O centrista Emmanuel Macron e a populista de direita Marine Le Pen vão se enfrentar no segundo turno da eleição presidencial na França. Após o fechamento das urnas, que deram uma leve vantagem ao ex-ministro da Economia, candidatos derrotados e figuras proeminentes da política e opositores, como os ex-premiês François Fillon, Alain Juppé e Jean-Pierre Raffarin pediram votos para Macron.

Após a divulgação dos resultados, alguns dos candidatos derrotados rapidamente demonstraram seu apoio a Macron para impedir que Le Pen consiga assumir a presidência francesa. O republicano Fillon disse em seu discurso de concessão que a “Frente Nacional (FN) de Le Pen é bem conhecida por sua violência e sua intolerância, e seu programa levaria nosso país à bancarrota e a Europa ao caos”.

“Votarei em Emmanuel Macron e considero que é meu dever dizer isso francamente. Não há outra escolha a não ser votar contra a extrema direita.
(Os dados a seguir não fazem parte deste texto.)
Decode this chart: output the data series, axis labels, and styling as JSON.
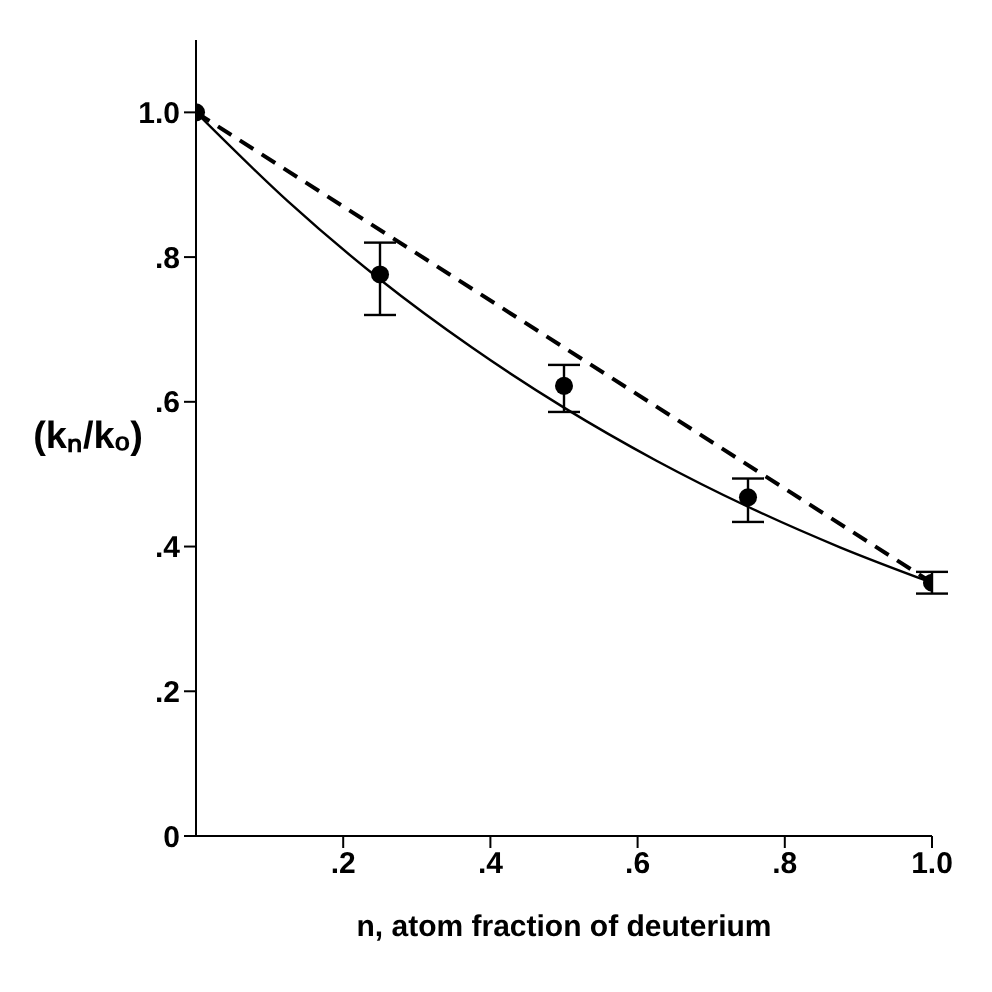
{
  "chart_data": {
    "type": "line",
    "xlabel": "n, atom fraction of deuterium",
    "ylabel": "(kₙ/kₒ)",
    "xlim": [
      0,
      1.0
    ],
    "ylim": [
      0,
      1.1
    ],
    "xticks": [
      {
        "value": 0.2,
        "label": ".2"
      },
      {
        "value": 0.4,
        "label": ".4"
      },
      {
        "value": 0.6,
        "label": ".6"
      },
      {
        "value": 0.8,
        "label": ".8"
      },
      {
        "value": 1.0,
        "label": "1.0"
      }
    ],
    "yticks": [
      0,
      {
        "value": 0.2,
        "label": ".2"
      },
      {
        "value": 0.4,
        "label": ".4"
      },
      {
        "value": 0.6,
        "label": ".6"
      },
      {
        "value": 0.8,
        "label": ".8"
      },
      {
        "value": 1.0,
        "label": "1.0"
      }
    ],
    "grid": false,
    "legend": false,
    "series": [
      {
        "type": "scatter",
        "color": "#000000",
        "marker": "circle",
        "x": [
          0,
          0.25,
          0.5,
          0.75,
          1.0
        ],
        "values": [
          1.0,
          0.776,
          0.622,
          0.468,
          0.35
        ],
        "errors": [
          null,
          [
            0.72,
            0.82
          ],
          [
            0.586,
            0.651
          ],
          [
            0.434,
            0.494
          ],
          [
            0.335,
            0.365
          ]
        ]
      },
      {
        "color": "#000000",
        "line_style": "solid",
        "marker": "none",
        "x": [
          0,
          0.125,
          0.25,
          0.375,
          0.5,
          0.625,
          0.75,
          0.875,
          1.0
        ],
        "values": [
          1.0,
          0.877,
          0.769,
          0.675,
          0.592,
          0.519,
          0.455,
          0.399,
          0.35
        ]
      },
      {
        "color": "#000000",
        "line_style": "dashed",
        "marker": "none",
        "x": [
          0,
          1.0
        ],
        "values": [
          1.0,
          0.35
        ]
      }
    ]
  }
}
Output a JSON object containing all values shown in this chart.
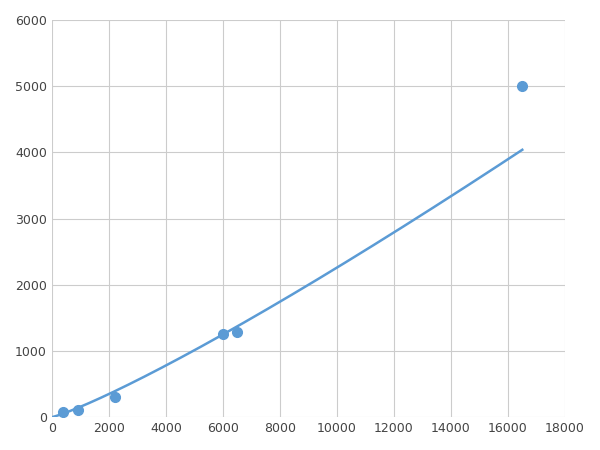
{
  "x_points": [
    400,
    900,
    2200,
    6000,
    6500,
    16500
  ],
  "y_points": [
    75,
    110,
    305,
    1250,
    1280,
    5000
  ],
  "line_color": "#5b9bd5",
  "marker_color": "#5b9bd5",
  "marker_size": 7,
  "linewidth": 1.8,
  "xlim": [
    0,
    18000
  ],
  "ylim": [
    0,
    6000
  ],
  "xticks": [
    0,
    2000,
    4000,
    6000,
    8000,
    10000,
    12000,
    14000,
    16000,
    18000
  ],
  "yticks": [
    0,
    1000,
    2000,
    3000,
    4000,
    5000,
    6000
  ],
  "grid_color": "#cccccc",
  "background_color": "#ffffff",
  "figsize": [
    6.0,
    4.5
  ],
  "dpi": 100
}
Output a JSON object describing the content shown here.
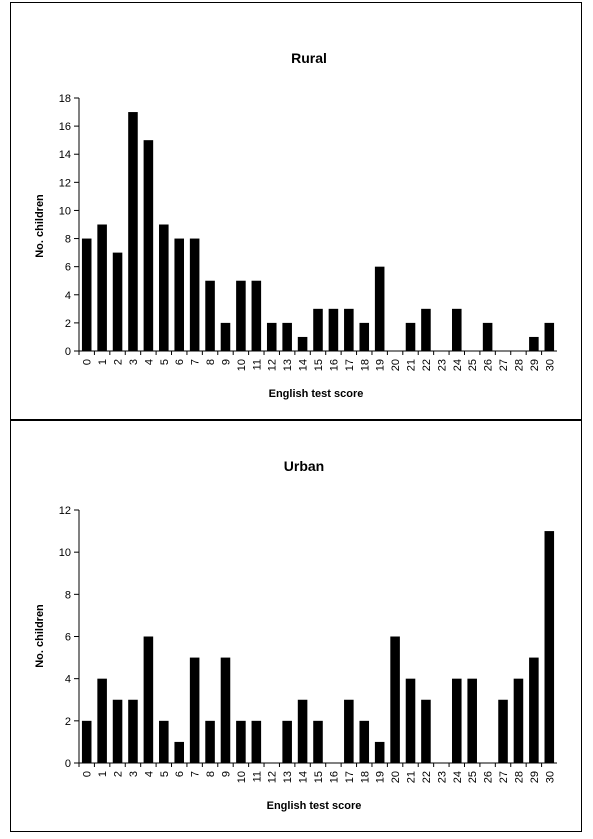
{
  "chart_data": [
    {
      "type": "bar",
      "title": "Rural",
      "xlabel": "English test score",
      "ylabel": "No. children",
      "ylim": [
        0,
        18
      ],
      "yticks": [
        0,
        2,
        4,
        6,
        8,
        10,
        12,
        14,
        16,
        18
      ],
      "categories": [
        "0",
        "1",
        "2",
        "3",
        "4",
        "5",
        "6",
        "7",
        "8",
        "9",
        "10",
        "11",
        "12",
        "13",
        "14",
        "15",
        "16",
        "17",
        "18",
        "19",
        "20",
        "21",
        "22",
        "23",
        "24",
        "25",
        "26",
        "27",
        "28",
        "29",
        "30"
      ],
      "values": [
        8,
        9,
        7,
        17,
        15,
        9,
        8,
        8,
        5,
        2,
        5,
        5,
        2,
        2,
        1,
        3,
        3,
        3,
        2,
        6,
        0,
        2,
        3,
        0,
        3,
        0,
        2,
        0,
        0,
        1,
        2
      ],
      "bar_color": "#000000",
      "grid": false
    },
    {
      "type": "bar",
      "title": "Urban",
      "xlabel": "English test score",
      "ylabel": "No. children",
      "ylim": [
        0,
        12
      ],
      "yticks": [
        0,
        2,
        4,
        6,
        8,
        10,
        12
      ],
      "categories": [
        "0",
        "1",
        "2",
        "3",
        "4",
        "5",
        "6",
        "7",
        "8",
        "9",
        "10",
        "11",
        "12",
        "13",
        "14",
        "15",
        "16",
        "17",
        "18",
        "19",
        "20",
        "21",
        "22",
        "23",
        "24",
        "25",
        "26",
        "27",
        "28",
        "29",
        "30"
      ],
      "values": [
        2,
        4,
        3,
        3,
        6,
        2,
        1,
        5,
        2,
        5,
        2,
        2,
        0,
        2,
        3,
        2,
        0,
        3,
        2,
        1,
        6,
        4,
        3,
        0,
        4,
        4,
        0,
        3,
        4,
        5,
        11
      ],
      "bar_color": "#000000",
      "grid": false
    }
  ]
}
Cabe a vocês refletirem sobre o que é melhor para seu país e seus filhos”, disse Fillon a correligionários.

O também republicano e ex-primeiro-ministro Alain Juppé proferiu uma mensagem semelhante. “Apoio Macron sem hesitação em seu duelo com a FN, que levaria a França ao desastre. Apelo aos franceses que façam o mesmo.” Outro republicano e também ex-premiê do país, Jean-Pierre Raffarin, expressou seu apoio ao candidato centrista: “Sem hesitação, no que me diz respeito, temos de apoiar Emmanuel Macron”.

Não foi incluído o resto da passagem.